Not difficult at all. I have lived in Kuala Lumpur and Petaling Jaya since the age of 14 and am very familiar with the landscape. I also wanted readers in the UK and elsewhere to know that KL is a thriving, modern metropolis with high-tech tertiary-level hospitals that offer advanced medical care. And that we have shopping malls, cafés and Starbucks at every corner! Malaysian readers, I hope, will be able to read the book and say, “Oh yes, I know that place!”
Which do you think is more important: plot or characters? Who are your literary influences?
Plot and characters go hand in hand. Plot keeps the reader turning the pages, while characters make you remember the story after you have finished reading it. Take Sherlock Holmes, for instance: Arthur Conan Doyle’s stories consist of highly imaginative plots, but we remember them because of the central character—Sherlock Holmes. Similarly, Agatha Christie is remembered to this day because of Hercule Poirot and Miss Jane Marple. As for contemporary writers, I admire Jodi Picoult who has an uncanny knack for coming up with the most unusual plots—especially those that pose difficult moral choices. I have also enjoyed reading Camilla Gibb, Kiran Desai and Romesh Gunesekera.
What’s the funniest thing you have done in the name of research?
I had to drive to Kuala Kubu Baru and make sure there wasn’t really a Wong Maternity Centre there. I didn’t want to be slapped with a lawsuit! However, when I cooked up the cell-phone numbers, I took a chance. I hope they do not belong to any well-known private investigator!
What’s on your coffee table?
A large bowl of potpouri and some candle-holders!
How necessary is it for Malaysian writers to go overseas to get credible recognition?
In 2006, I co-authored a collection of short stories entitled Snapshots! which was published in Malaysia. We had trouble marketing it even in Singapore. If you want international recognition, I do believe you have to go overseas. In the UK, they have the whole set-up—qualified and experienced editors, literary agents and several publishing houses as well as a ready, voracious, ‘reading’ market. The only problem is penetrating this ‘stone wall’—how do you get your writing accepted and then published? For this you need talent, skill, persistence and a large dose of luck! Rani Manicka, Tash Aw and Tan Twan Eng were all published overseas and have become highly-acclaimed authors.
When you imagine yourself being exactly where you want to be as a writer, what do you see? How will you get there?
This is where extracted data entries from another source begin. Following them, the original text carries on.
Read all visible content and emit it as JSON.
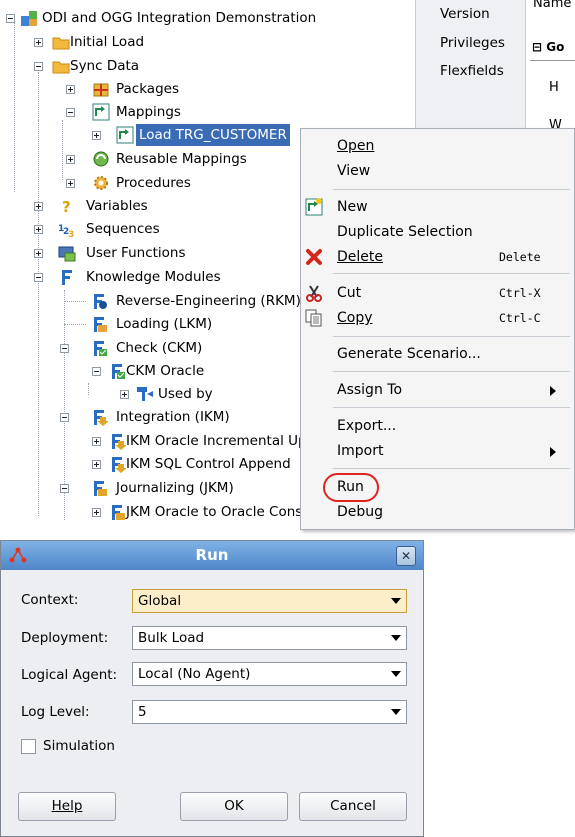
{
  "tree": {
    "root": "ODI and OGG Integration Demonstration",
    "initial_load": "Initial Load",
    "sync_data": "Sync Data",
    "packages": "Packages",
    "mappings": "Mappings",
    "load_trg": "Load TRG_CUSTOMER",
    "reusable_mappings": "Reusable Mappings",
    "procedures": "Procedures",
    "variables": "Variables",
    "sequences": "Sequences",
    "user_functions": "User Functions",
    "knowledge_modules": "Knowledge Modules",
    "rkm": "Reverse-Engineering (RKM)",
    "lkm": "Loading (LKM)",
    "ckm": "Check (CKM)",
    "ckm_oracle": "CKM Oracle",
    "used_by": "Used by",
    "ikm": "Integration (IKM)",
    "ikm_incr": "IKM Oracle Incremental Update",
    "ikm_sql": "IKM SQL Control Append",
    "jkm": "Journalizing (JKM)",
    "jkm_oracle": "JKM Oracle to Oracle Consistent"
  },
  "props": {
    "name": "Name",
    "version": "Version",
    "privileges": "Privileges",
    "flexfields": "Flexfields",
    "go": "Go",
    "h": "H",
    "w": "W"
  },
  "context_menu": {
    "open": "Open",
    "view": "View",
    "new": "New",
    "duplicate": "Duplicate Selection",
    "delete": "Delete",
    "delete_key": "Delete",
    "cut": "Cut",
    "cut_key": "Ctrl-X",
    "copy": "Copy",
    "copy_key": "Ctrl-C",
    "generate": "Generate Scenario...",
    "assign_to": "Assign To",
    "export": "Export...",
    "import": "Import",
    "run": "Run",
    "debug": "Debug"
  },
  "dialog": {
    "title": "Run",
    "context_label": "Context:",
    "context_value": "Global",
    "deployment_label": "Deployment:",
    "deployment_value": "Bulk Load",
    "agent_label": "Logical Agent:",
    "agent_value": "Local (No Agent)",
    "loglevel_label": "Log Level:",
    "loglevel_value": "5",
    "simulation_label": "Simulation",
    "help": "Help",
    "ok": "OK",
    "cancel": "Cancel"
  },
  "colors": {
    "selection": "#3a6bb5",
    "run_highlight": "#e0231e",
    "title_bar": "#4e86c8"
  }
}
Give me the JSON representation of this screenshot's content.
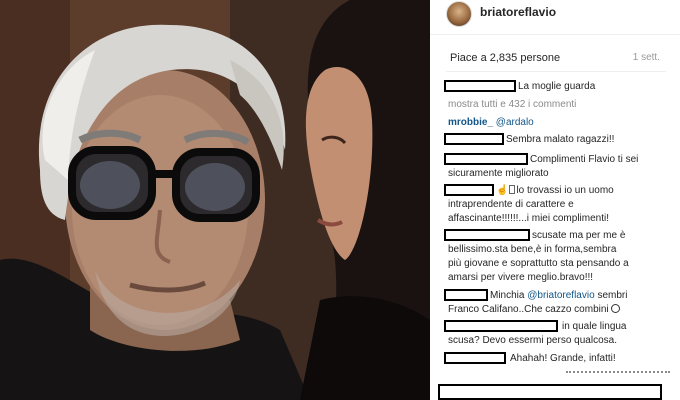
{
  "post": {
    "username": "briatoreflavio",
    "likes_text": "Piace a 2,835 persone",
    "time_ago": "1 sett."
  },
  "caption": {
    "text": "La moglie guarda",
    "view_all": "mostra tutti e 432 i commenti"
  },
  "comments": [
    {
      "author": "mrobbie_",
      "mention": "@ardalo"
    },
    {
      "text": "Sembra malato ragazzi!!"
    },
    {
      "line1": "Complimenti Flavio ti sei",
      "line2": "sicuramente migliorato"
    },
    {
      "line1": "lo trovassi io un uomo",
      "line2": "intraprendente di carattere e",
      "line3": "affascinante!!!!!!...i miei complimenti!"
    },
    {
      "line1": "scusate ma per me è",
      "line2": "bellissimo.sta bene,è in forma,sembra",
      "line3": "più giovane e soprattutto sta pensando a",
      "line4": "amarsi per vivere meglio.bravo!!!"
    },
    {
      "prefix": "Minchia",
      "mention": "@briatoreflavio",
      "suffix": "sembri",
      "line2": "Franco Califano..Che cazzo combini"
    },
    {
      "line1": "in quale lingua",
      "line2": "scusa? Devo essermi perso qualcosa."
    },
    {
      "text": "Ahahah! Grande, infatti!"
    }
  ],
  "icons": {
    "avatar": "profile-avatar",
    "hand": "pointing-hand-emoji",
    "box": "missing-glyph-box",
    "sad": "sad-face-emoji"
  },
  "colors": {
    "link": "#125688",
    "muted": "#8a8a8a",
    "text": "#262626",
    "redaction": "#000000"
  }
}
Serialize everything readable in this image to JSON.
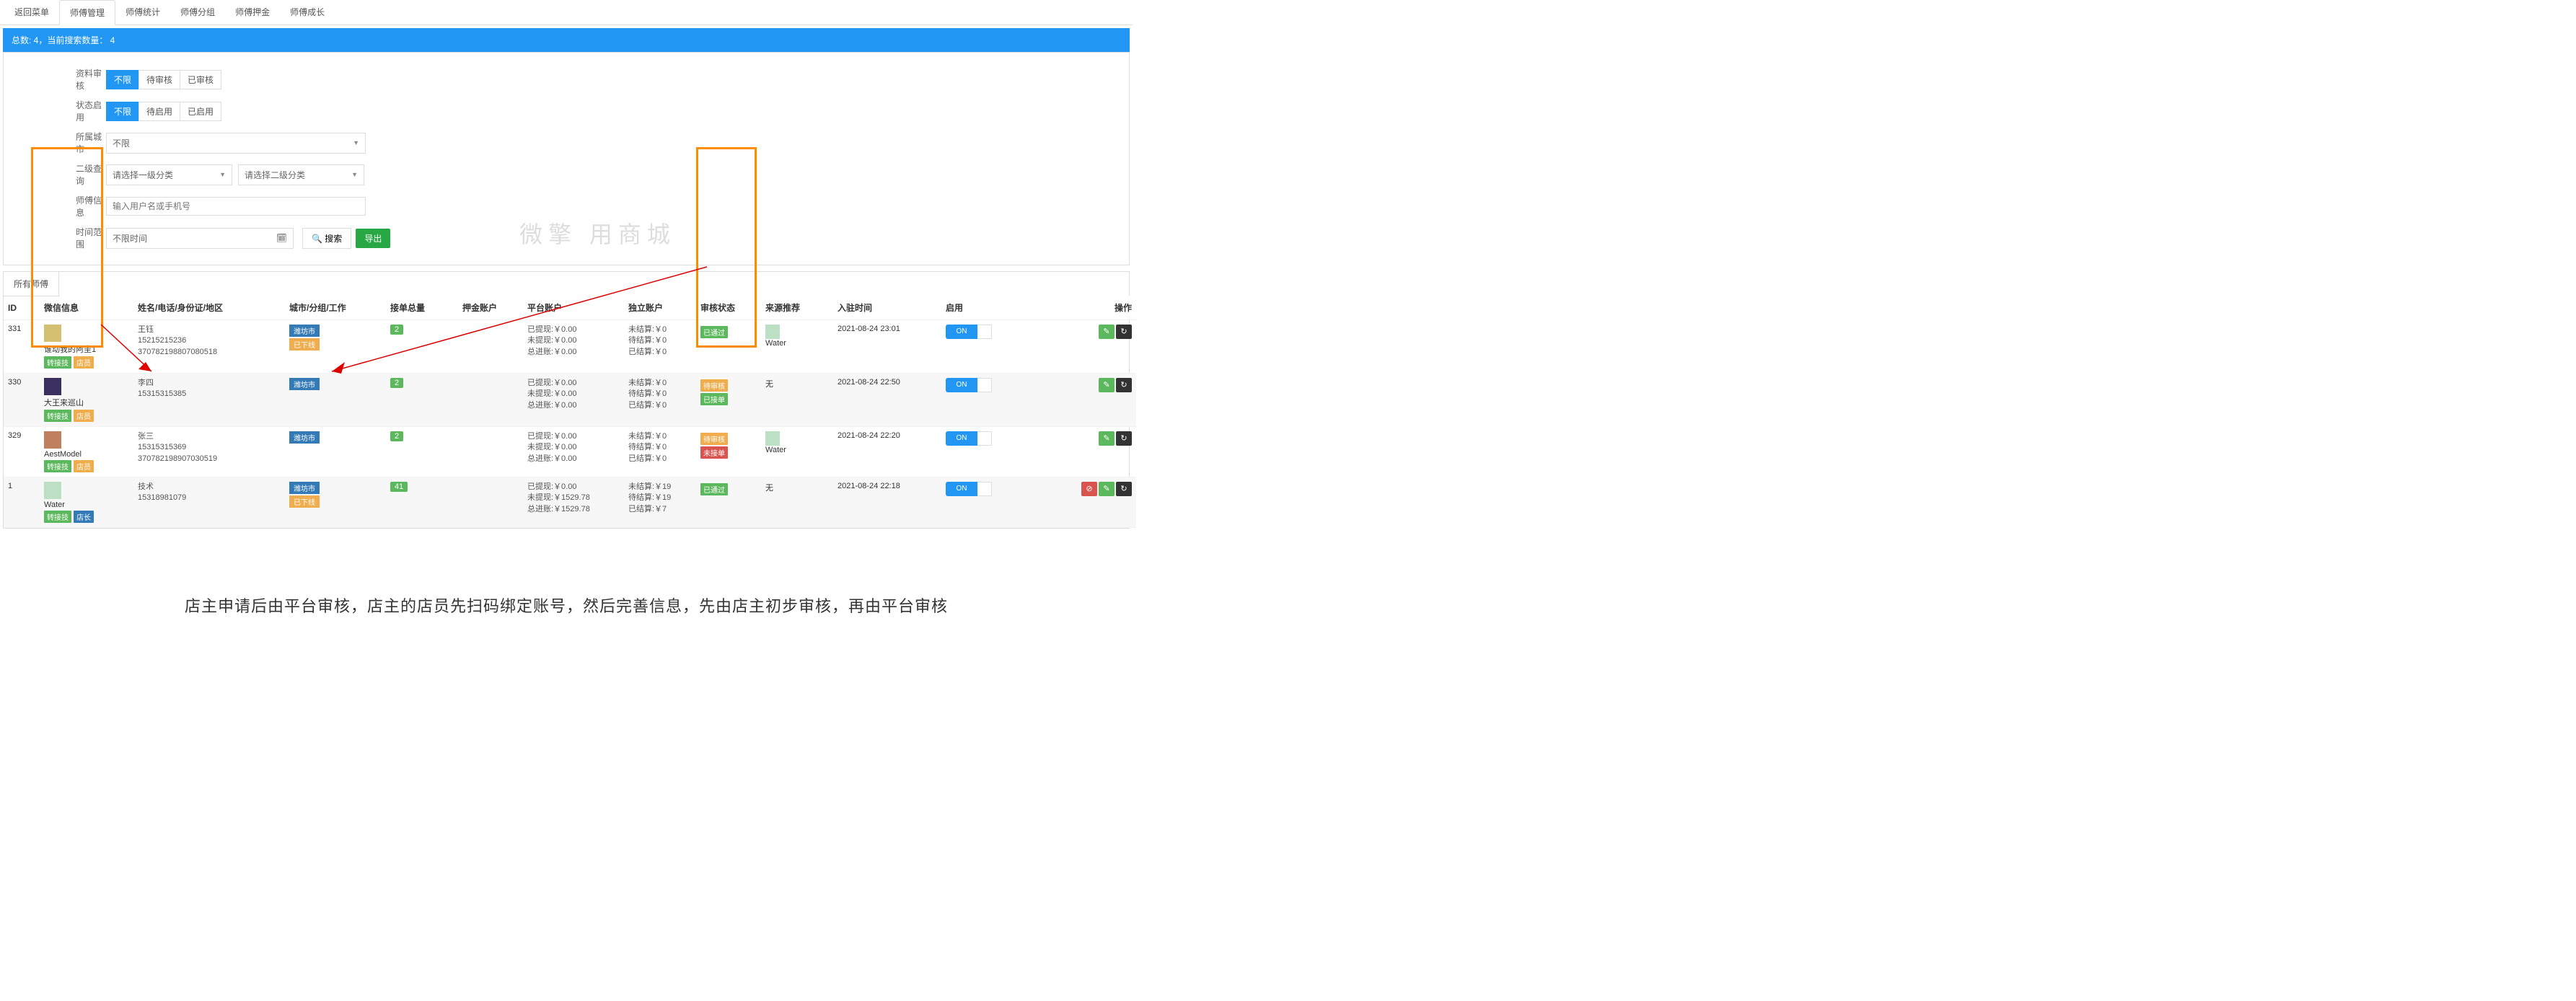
{
  "tabs": [
    "返回菜单",
    "师傅管理",
    "师傅统计",
    "师傅分组",
    "师傅押金",
    "师傅成长"
  ],
  "active_tab_index": 1,
  "summary": "总数: 4，当前搜索数量： 4",
  "filters": {
    "row1_label": "资料审核",
    "row1_opts": [
      "不限",
      "待审核",
      "已审核"
    ],
    "row1_active": 0,
    "row2_label": "状态启用",
    "row2_opts": [
      "不限",
      "待启用",
      "已启用"
    ],
    "row2_active": 0,
    "city_label": "所属城市",
    "city_value": "不限",
    "cat_label": "二级查询",
    "cat1_value": "请选择一级分类",
    "cat2_value": "请选择二级分类",
    "info_label": "师傅信息",
    "info_placeholder": "输入用户名或手机号",
    "time_label": "时间范围",
    "time_value": "不限时间",
    "search_btn": "搜索",
    "export_btn": "导出"
  },
  "subtab": "所有师傅",
  "columns": [
    "ID",
    "微信信息",
    "姓名/电话/身份证/地区",
    "城市/分组/工作",
    "接单总量",
    "押金账户",
    "平台账户",
    "独立账户",
    "审核状态",
    "来源推荐",
    "入驻时间",
    "启用",
    "操作"
  ],
  "rows": [
    {
      "id": "331",
      "wx_name": "谁动我的阿圭1",
      "wx_badges": [
        {
          "txt": "转接技",
          "cls": "badge-green"
        },
        {
          "txt": "店员",
          "cls": "badge-orange"
        }
      ],
      "name_lines": [
        "王钰",
        "15215215236",
        "370782198807080518"
      ],
      "city": "潍坊市",
      "city_tag2": "已下线",
      "orders": "2",
      "platform": [
        "已提现:￥0.00",
        "未提现:￥0.00",
        "总进账:￥0.00"
      ],
      "indep": [
        "未结算:￥0",
        "待结算:￥0",
        "已结算:￥0"
      ],
      "audits": [
        {
          "txt": "已通过",
          "cls": "badge-green"
        }
      ],
      "src_avatar": "a4",
      "src_name": "Water",
      "time": "2021-08-24 23:01",
      "toggle": "ON",
      "ops": [
        {
          "cls": "op-green",
          "icon": "✎"
        },
        {
          "cls": "op-dark",
          "icon": "↻"
        }
      ],
      "alt": false
    },
    {
      "id": "330",
      "wx_name": "大王来巡山",
      "wx_badges": [
        {
          "txt": "转接技",
          "cls": "badge-green"
        },
        {
          "txt": "店员",
          "cls": "badge-orange"
        }
      ],
      "name_lines": [
        "李四",
        "15315315385"
      ],
      "city": "潍坊市",
      "city_tag2": "",
      "orders": "2",
      "platform": [
        "已提现:￥0.00",
        "未提现:￥0.00",
        "总进账:￥0.00"
      ],
      "indep": [
        "未结算:￥0",
        "待结算:￥0",
        "已结算:￥0"
      ],
      "audits": [
        {
          "txt": "待审核",
          "cls": "badge-orange"
        },
        {
          "txt": "已接单",
          "cls": "badge-green"
        }
      ],
      "src_avatar": "",
      "src_name": "无",
      "time": "2021-08-24 22:50",
      "toggle": "ON",
      "ops": [
        {
          "cls": "op-green",
          "icon": "✎"
        },
        {
          "cls": "op-dark",
          "icon": "↻"
        }
      ],
      "alt": true
    },
    {
      "id": "329",
      "wx_name": "AestModel",
      "wx_badges": [
        {
          "txt": "转接技",
          "cls": "badge-green"
        },
        {
          "txt": "店员",
          "cls": "badge-orange"
        }
      ],
      "name_lines": [
        "张三",
        "15315315369",
        "370782198907030519"
      ],
      "city": "潍坊市",
      "city_tag2": "",
      "orders": "2",
      "platform": [
        "已提现:￥0.00",
        "未提现:￥0.00",
        "总进账:￥0.00"
      ],
      "indep": [
        "未结算:￥0",
        "待结算:￥0",
        "已结算:￥0"
      ],
      "audits": [
        {
          "txt": "待审核",
          "cls": "badge-orange"
        },
        {
          "txt": "未接单",
          "cls": "badge-red"
        }
      ],
      "src_avatar": "a4",
      "src_name": "Water",
      "time": "2021-08-24 22:20",
      "toggle": "ON",
      "ops": [
        {
          "cls": "op-green",
          "icon": "✎"
        },
        {
          "cls": "op-dark",
          "icon": "↻"
        }
      ],
      "alt": false
    },
    {
      "id": "1",
      "wx_name": "Water",
      "wx_badges": [
        {
          "txt": "转接技",
          "cls": "badge-green"
        },
        {
          "txt": "店长",
          "cls": "badge-blue"
        }
      ],
      "name_lines": [
        "技术",
        "15318981079"
      ],
      "city": "潍坊市",
      "city_tag2": "已下线",
      "orders": "41",
      "platform": [
        "已提现:￥0.00",
        "未提现:￥1529.78",
        "总进账:￥1529.78"
      ],
      "indep": [
        "未结算:￥19",
        "待结算:￥19",
        "已结算:￥7"
      ],
      "audits": [
        {
          "txt": "已通过",
          "cls": "badge-green"
        }
      ],
      "src_avatar": "",
      "src_name": "无",
      "time": "2021-08-24 22:18",
      "toggle": "ON",
      "ops": [
        {
          "cls": "op-red",
          "icon": "⊘"
        },
        {
          "cls": "op-green",
          "icon": "✎"
        },
        {
          "cls": "op-dark",
          "icon": "↻"
        }
      ],
      "alt": true
    }
  ],
  "watermark": "微擎    用商城",
  "caption": "店主申请后由平台审核，店主的店员先扫码绑定账号，然后完善信息，先由店主初步审核，再由平台审核"
}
I don’t think I can imagine exactly where I want to be as a writer. I do know that I have a lot more to learn when it comes to learning the craft of writing, but I intend to continue writing nevertheless. I am toying with some ideas for my second novel. I would also like to try writing in different genres—children’s stories, travel writing or poetry, for instance. How will I get there? Through hard work, I guess!